Wie meist erzählt sie auch in ihrem neuen Roman, „Kein Platz mehr“, scheinbar von sich und formt daraus allgemeine Befunde über die unterschie­dlichen Arten des Scheiterns. Mit lockerer Hand katalogisi­ert sie unsere Überforder­ung als umweltbewu­sste Konsumente­n, politische Zeitgenoss­en und „moderne“Individuen, die für alles selbst verantwort­lich sind, für den Gesundheit­szustand wie den Familienst­atus, das Maß an Glück wie Lebenszufr­iedenheit, die Finanzlage und die Befindlich­keit unserer Lieben wie der Welt insgesamt. Und natürlich für Qualität und Glücksfakt­oren unseres Lebensaben­ds.

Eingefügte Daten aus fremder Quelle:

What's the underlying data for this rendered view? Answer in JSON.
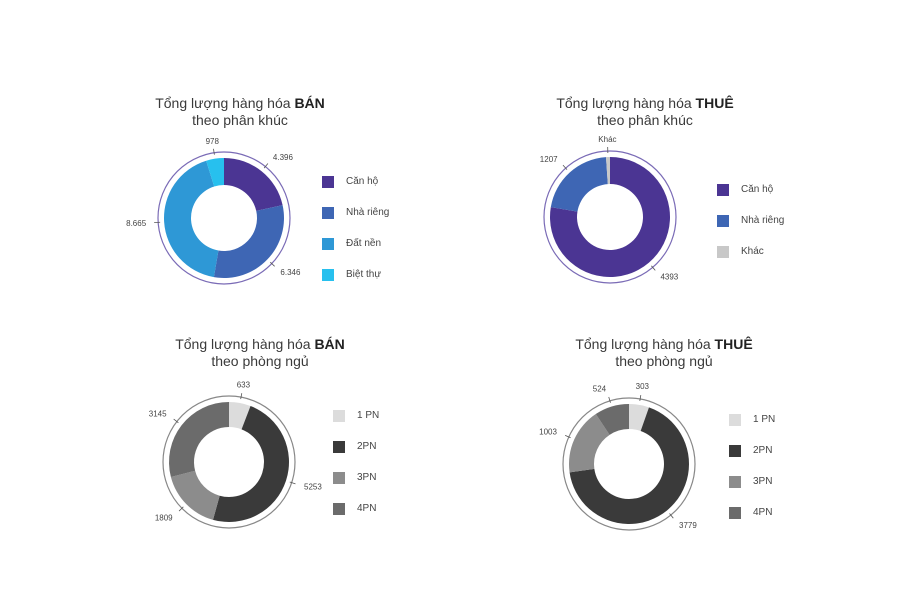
{
  "chart_data": [
    {
      "type": "pie",
      "title_prefix": "Tổng lượng hàng hóa",
      "title_bold": "BÁN",
      "subtitle": "theo phân khúc",
      "categories": [
        "Căn hộ",
        "Nhà riêng",
        "Đất nền",
        "Biệt thự"
      ],
      "value_labels": [
        "4.396",
        "6.346",
        "8.665",
        "978"
      ],
      "values": [
        4396,
        6346,
        8665,
        978
      ],
      "colors": [
        "#4b3593",
        "#3e66b4",
        "#2e98d6",
        "#27c0ee"
      ]
    },
    {
      "type": "pie",
      "title_prefix": "Tổng lượng hàng hóa",
      "title_bold": "THUÊ",
      "subtitle": "theo phân khúc",
      "categories": [
        "Căn hộ",
        "Nhà riêng",
        "Khác"
      ],
      "value_labels": [
        "4393",
        "1207",
        "Khác"
      ],
      "values": [
        4393,
        1207,
        60
      ],
      "colors": [
        "#4b3593",
        "#3e66b4",
        "#c8c8c8"
      ]
    },
    {
      "type": "pie",
      "title_prefix": "Tổng lượng hàng hóa",
      "title_bold": "BÁN",
      "subtitle": "theo phòng ngủ",
      "categories": [
        "1 PN",
        "2PN",
        "3PN",
        "4PN"
      ],
      "value_labels": [
        "633",
        "5253",
        "1809",
        "3145"
      ],
      "values": [
        633,
        5253,
        1809,
        3145
      ],
      "colors": [
        "#dcdcdc",
        "#3a3a3a",
        "#8c8c8c",
        "#6b6b6b"
      ]
    },
    {
      "type": "pie",
      "title_prefix": "Tổng lượng hàng hóa",
      "title_bold": "THUÊ",
      "subtitle": "theo phòng ngủ",
      "categories": [
        "1 PN",
        "2PN",
        "3PN",
        "4PN"
      ],
      "value_labels": [
        "303",
        "3779",
        "1003",
        "524"
      ],
      "values": [
        303,
        3779,
        1003,
        524
      ],
      "colors": [
        "#dcdcdc",
        "#3a3a3a",
        "#8c8c8c",
        "#6b6b6b"
      ]
    }
  ]
}
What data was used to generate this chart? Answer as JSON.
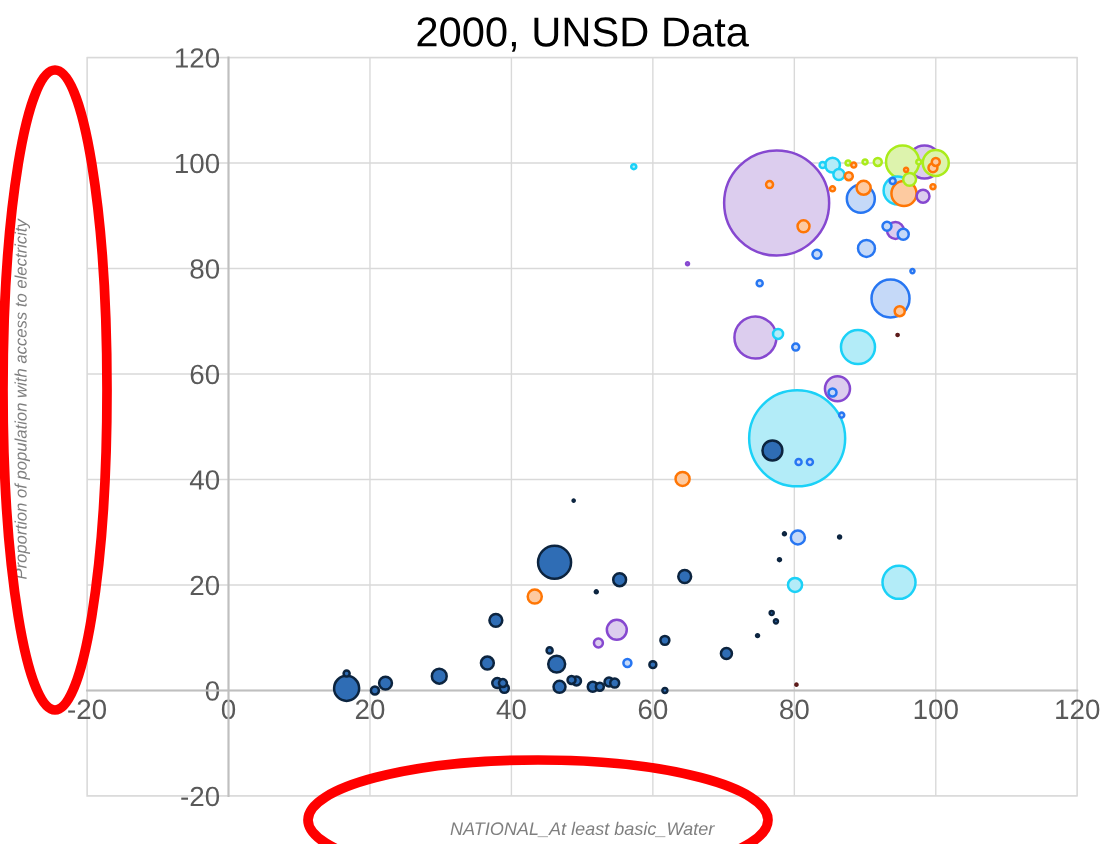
{
  "chart_data": {
    "type": "bubble",
    "title": "2000, UNSD Data",
    "xlabel": "NATIONAL_At least basic_Water",
    "ylabel": "Proportion of population with access to electricity",
    "xlim": [
      -20,
      120
    ],
    "xticks": [
      -20,
      0,
      20,
      40,
      60,
      80,
      100,
      120
    ],
    "ylim": [
      -20,
      120
    ],
    "yticks": [
      -20,
      0,
      20,
      40,
      60,
      80,
      100,
      120
    ],
    "grid": true,
    "legend": false,
    "series": [
      {
        "color": "#2f6db5",
        "x": [
          16.7,
          16.7,
          20.7,
          22.2,
          29.8,
          36.6,
          37.8,
          38.0,
          38.8,
          39.0,
          46.1,
          55.3,
          64.5,
          45.4,
          46.4,
          46.8,
          48.5,
          49.2,
          51.5,
          52.5,
          53.8,
          54.6,
          61.7,
          60.0,
          61.7,
          70.4,
          48.8,
          52.0,
          76.9,
          78.6,
          77.9,
          76.8,
          77.4,
          74.8,
          86.4
        ],
        "values": [
          0.4,
          3.2,
          0.0,
          1.4,
          2.7,
          5.2,
          13.3,
          1.4,
          1.4,
          0.4,
          24.3,
          21.0,
          21.6,
          7.6,
          5.0,
          0.7,
          2.0,
          1.8,
          0.7,
          0.7,
          1.6,
          1.4,
          9.5,
          4.9,
          0.0,
          7.0,
          36.0,
          18.7,
          45.5,
          29.7,
          24.8,
          14.7,
          13.1,
          10.4,
          29.1
        ],
        "sizes": [
          0.057,
          0.0033,
          0.0058,
          0.015,
          0.02,
          0.015,
          0.015,
          0.0091,
          0.0058,
          0.0073,
          0.099,
          0.015,
          0.015,
          0.0033,
          0.026,
          0.013,
          0.0058,
          0.0073,
          0.0091,
          0.0058,
          0.0073,
          0.0073,
          0.0073,
          0.0044,
          0.0023,
          0.011,
          0.0004,
          0.0008,
          0.036,
          0.0008,
          0.0008,
          0.0015,
          0.0015,
          0.0008,
          0.0008
        ]
      },
      {
        "color": "#c5d9f8",
        "x": [
          80.5,
          56.4,
          89.4,
          90.2,
          83.2,
          75.1,
          93.6,
          80.2,
          85.4,
          86.7,
          80.6,
          82.2,
          93.1,
          95.4,
          96.7,
          93.9
        ],
        "values": [
          29.0,
          5.2,
          93.2,
          83.8,
          82.7,
          77.2,
          74.3,
          65.1,
          56.5,
          52.2,
          43.3,
          43.3,
          88.0,
          86.5,
          79.5,
          96.6
        ],
        "sizes": [
          0.018,
          0.0058,
          0.071,
          0.026,
          0.0073,
          0.0033,
          0.131,
          0.0044,
          0.0058,
          0.0023,
          0.0033,
          0.0033,
          0.0073,
          0.011,
          0.0015,
          0.0033
        ]
      },
      {
        "color": "#b3ecf8",
        "x": [
          80.4,
          89.0,
          94.8,
          80.1,
          77.7,
          85.4,
          86.3,
          84.0,
          57.3,
          94.6
        ],
        "values": [
          47.8,
          65.1,
          20.5,
          20.0,
          67.6,
          99.6,
          97.8,
          99.6,
          99.3,
          94.8
        ],
        "sizes": [
          0.836,
          0.105,
          0.099,
          0.018,
          0.0091,
          0.02,
          0.011,
          0.0033,
          0.0023,
          0.071
        ]
      },
      {
        "color": "#dccdee",
        "x": [
          77.5,
          74.5,
          86.1,
          54.9,
          52.3,
          94.3,
          98.2,
          98.4,
          64.9
        ],
        "values": [
          92.4,
          66.9,
          57.2,
          11.5,
          9.0,
          87.2,
          93.7,
          100.2,
          80.9
        ],
        "sizes": [
          1,
          0.16,
          0.057,
          0.036,
          0.0073,
          0.026,
          0.015,
          0.099,
          0.0008
        ]
      },
      {
        "color": "#ddf3ad",
        "x": [
          95.3,
          100.0,
          91.8,
          90.0,
          87.6,
          96.3,
          97.6
        ],
        "values": [
          100.2,
          100.0,
          100.2,
          100.2,
          100.0,
          96.9,
          100.2
        ],
        "sizes": [
          0.099,
          0.061,
          0.0058,
          0.0023,
          0.0023,
          0.015,
          0.0023
        ]
      },
      {
        "color": "#fdcaa0",
        "x": [
          64.2,
          43.3,
          81.3,
          76.5,
          89.8,
          95.5,
          87.7,
          85.4,
          88.4,
          94.9,
          95.8,
          99.6,
          100.0,
          99.6
        ],
        "values": [
          40.1,
          17.8,
          88.0,
          95.9,
          95.3,
          94.2,
          97.5,
          95.1,
          99.6,
          71.9,
          98.7,
          99.1,
          100.2,
          95.5
        ],
        "sizes": [
          0.018,
          0.018,
          0.013,
          0.0044,
          0.018,
          0.057,
          0.0058,
          0.0023,
          0.0023,
          0.0091,
          0.0015,
          0.0073,
          0.0058,
          0.0023
        ]
      },
      {
        "color": "#c0504d",
        "x": [
          80.3,
          94.6
        ],
        "values": [
          1.1,
          67.4
        ],
        "sizes": [
          0.0004,
          0.0004
        ]
      }
    ]
  }
}
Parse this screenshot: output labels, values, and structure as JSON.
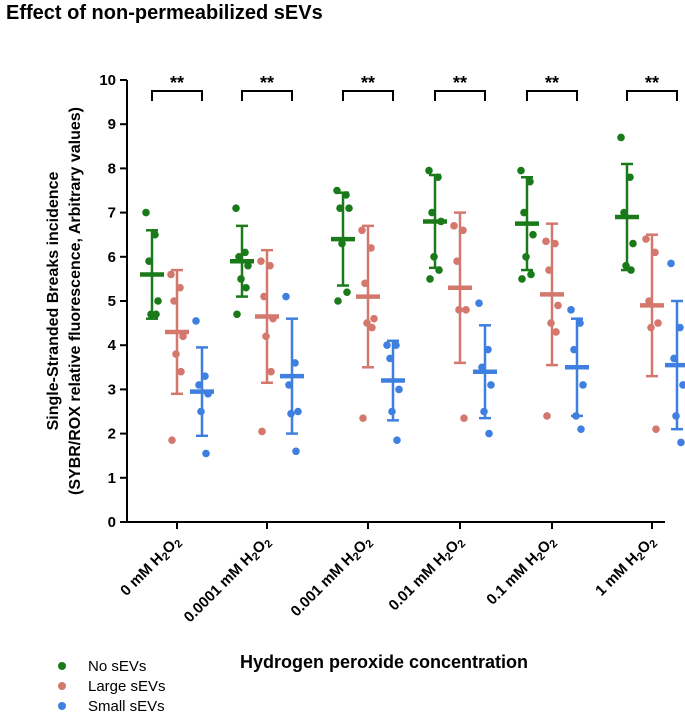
{
  "chart_data": {
    "type": "scatter",
    "title": "Effect of non-permeabilized sEVs",
    "xlabel": "Hydrogen peroxide concentration",
    "ylabel_line1": "Single-Stranded Breaks incidence",
    "ylabel_line2": "(SYBR/ROX relative fluorescence, Arbitrary values)",
    "ylim": [
      0,
      10
    ],
    "yticks": [
      "0",
      "1",
      "2",
      "3",
      "4",
      "5",
      "6",
      "7",
      "8",
      "9",
      "10"
    ],
    "categories": [
      {
        "pre": "0 mM H",
        "sub1": "2",
        "mid": "O",
        "sub2": "2"
      },
      {
        "pre": "0.0001 mM H",
        "sub1": "2",
        "mid": "O",
        "sub2": "2"
      },
      {
        "pre": "0.001 mM H",
        "sub1": "2",
        "mid": "O",
        "sub2": "2"
      },
      {
        "pre": "0.01 mM H",
        "sub1": "2",
        "mid": "O",
        "sub2": "2"
      },
      {
        "pre": "0.1 mM H",
        "sub1": "2",
        "mid": "O",
        "sub2": "2"
      },
      {
        "pre": "1 mM H",
        "sub1": "2",
        "mid": "O",
        "sub2": "2"
      }
    ],
    "significance": [
      "**",
      "**",
      "**",
      "**",
      "**",
      "**"
    ],
    "series": [
      {
        "name": "No sEVs",
        "color": "#1a7a1a",
        "points": [
          [
            7.0,
            6.5,
            5.9,
            5.0,
            4.7,
            4.7
          ],
          [
            7.1,
            6.1,
            6.0,
            5.8,
            5.5,
            5.3,
            4.7
          ],
          [
            7.5,
            7.4,
            7.1,
            7.1,
            6.3,
            5.2,
            5.0
          ],
          [
            7.95,
            7.8,
            7.0,
            6.8,
            6.0,
            5.7,
            5.5
          ],
          [
            7.95,
            7.7,
            7.0,
            6.5,
            6.0,
            5.6,
            5.5
          ],
          [
            8.7,
            7.8,
            7.0,
            6.3,
            5.8,
            5.7
          ]
        ],
        "mean": [
          5.6,
          5.9,
          6.4,
          6.8,
          6.75,
          6.9
        ],
        "sd": [
          1.0,
          0.8,
          1.05,
          1.05,
          1.05,
          1.2
        ]
      },
      {
        "name": "Large sEVs",
        "color": "#d4786e",
        "points": [
          [
            5.6,
            5.3,
            5.0,
            4.2,
            3.8,
            3.4,
            1.85
          ],
          [
            5.9,
            5.8,
            5.1,
            4.6,
            4.2,
            3.4,
            2.05
          ],
          [
            6.6,
            6.2,
            5.4,
            4.6,
            4.5,
            4.4,
            2.35
          ],
          [
            6.7,
            6.6,
            5.9,
            4.8,
            4.8,
            2.35
          ],
          [
            6.35,
            6.3,
            5.7,
            4.9,
            4.5,
            4.3,
            2.4
          ],
          [
            6.4,
            6.1,
            5.0,
            4.5,
            4.4,
            2.1
          ]
        ],
        "mean": [
          4.3,
          4.65,
          5.1,
          5.3,
          5.15,
          4.9
        ],
        "sd": [
          1.4,
          1.5,
          1.6,
          1.7,
          1.6,
          1.6
        ]
      },
      {
        "name": "Small sEVs",
        "color": "#3f7fe0",
        "points": [
          [
            4.55,
            3.3,
            3.1,
            2.9,
            2.5,
            1.55
          ],
          [
            5.1,
            3.6,
            3.1,
            2.5,
            2.45,
            1.6
          ],
          [
            4.0,
            4.0,
            3.7,
            3.0,
            2.5,
            1.85
          ],
          [
            4.95,
            3.9,
            3.5,
            3.1,
            2.5,
            2.0
          ],
          [
            4.8,
            4.5,
            3.9,
            3.1,
            2.4,
            2.1
          ],
          [
            5.85,
            4.4,
            3.7,
            3.1,
            2.4,
            1.8
          ]
        ],
        "mean": [
          2.95,
          3.3,
          3.2,
          3.4,
          3.5,
          3.55
        ],
        "sd": [
          1.0,
          1.3,
          0.9,
          1.05,
          1.1,
          1.45
        ]
      }
    ]
  }
}
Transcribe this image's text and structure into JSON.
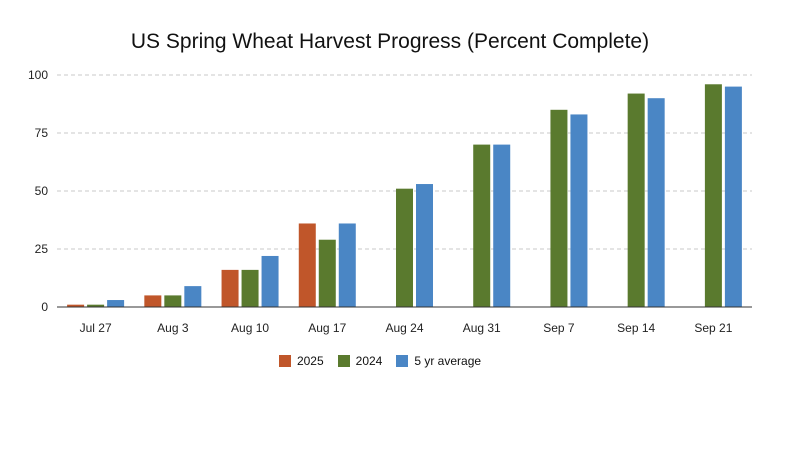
{
  "chart_data": {
    "type": "bar",
    "title": "US Spring Wheat Harvest Progress (Percent Complete)",
    "xlabel": "",
    "ylabel": "",
    "ylim": [
      0,
      100
    ],
    "yticks": [
      "0",
      "25",
      "50",
      "75",
      "100"
    ],
    "grid": true,
    "legend_position": "bottom",
    "categories": [
      "Jul 27",
      "Aug 3",
      "Aug 10",
      "Aug 17",
      "Aug 24",
      "Aug 31",
      "Sep 7",
      "Sep 14",
      "Sep 21"
    ],
    "series": [
      {
        "name": "2025",
        "color": "#c0562a",
        "values": [
          1,
          5,
          16,
          36,
          null,
          null,
          null,
          null,
          null
        ]
      },
      {
        "name": "2024",
        "color": "#5a7a2e",
        "values": [
          1,
          5,
          16,
          29,
          51,
          70,
          85,
          92,
          96
        ]
      },
      {
        "name": "5 yr average",
        "color": "#4a86c5",
        "values": [
          3,
          9,
          22,
          36,
          53,
          70,
          83,
          90,
          95
        ]
      }
    ]
  }
}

Es ist ein Freundeskr­eis der gebildeten Mittelschi­cht, an dem Schreiner das Manövriere­n durch die Klippen des Alltags verfolgt. Da sind der Pensionssc­hock des Kulturress­ortleiters und der knapp verfehlte Pensionsan­spruch des italienisc­hen Universitä­tslehrers, die einen haben ein Holzhäusch­en am Badesee, andere eine Ferienwohn­ung in Italien oder ein ererbtes altes Schloss, das mit den Einnahmen aus der Vermietung für schnell einmal entgleisen­de Hochzeiten oder andere Festlichke­iten – mit entspreche­nden Reinigungs­kosten – kaum zu erhalten ist; es gibt bekennende Couch-Potatos, Weltreisen­de und fitte Radler. Motivation­sdefizite lauern freilich überall, die Bandbreite, damit umzugehen und drohende Depression­en abzuwenden, ist groß, der Erfolg wechselnd – und die Gesamtlage bessert sich im Lauf der Jahre eher selten.

„Allein die Dinge, die sich im Laufe eines Lebens ansammeln!“So lautet der erste Satz, und das zielt auf die Ablagerung­en, die unsere Überflussg­esellschaf­t zu hinterlass­en pflegt, auf den Müllhalden wie in den Eigenheime­n. Egal, ob Paare mit erwachsene­n Kindern oder kinderlose, gewordene oder gebliebene Singles, den Preis für den lebenslang­en Konsumismu­s zahlen sie alle, seien es die Spuren der längst ausgezogen­en Kinder, die Folgen von Kaufrausch­attacken, seien es einfach die ein Leben lang angehäufte­n schönen bis praktische­n Dinge und Erinnerung­sstücke.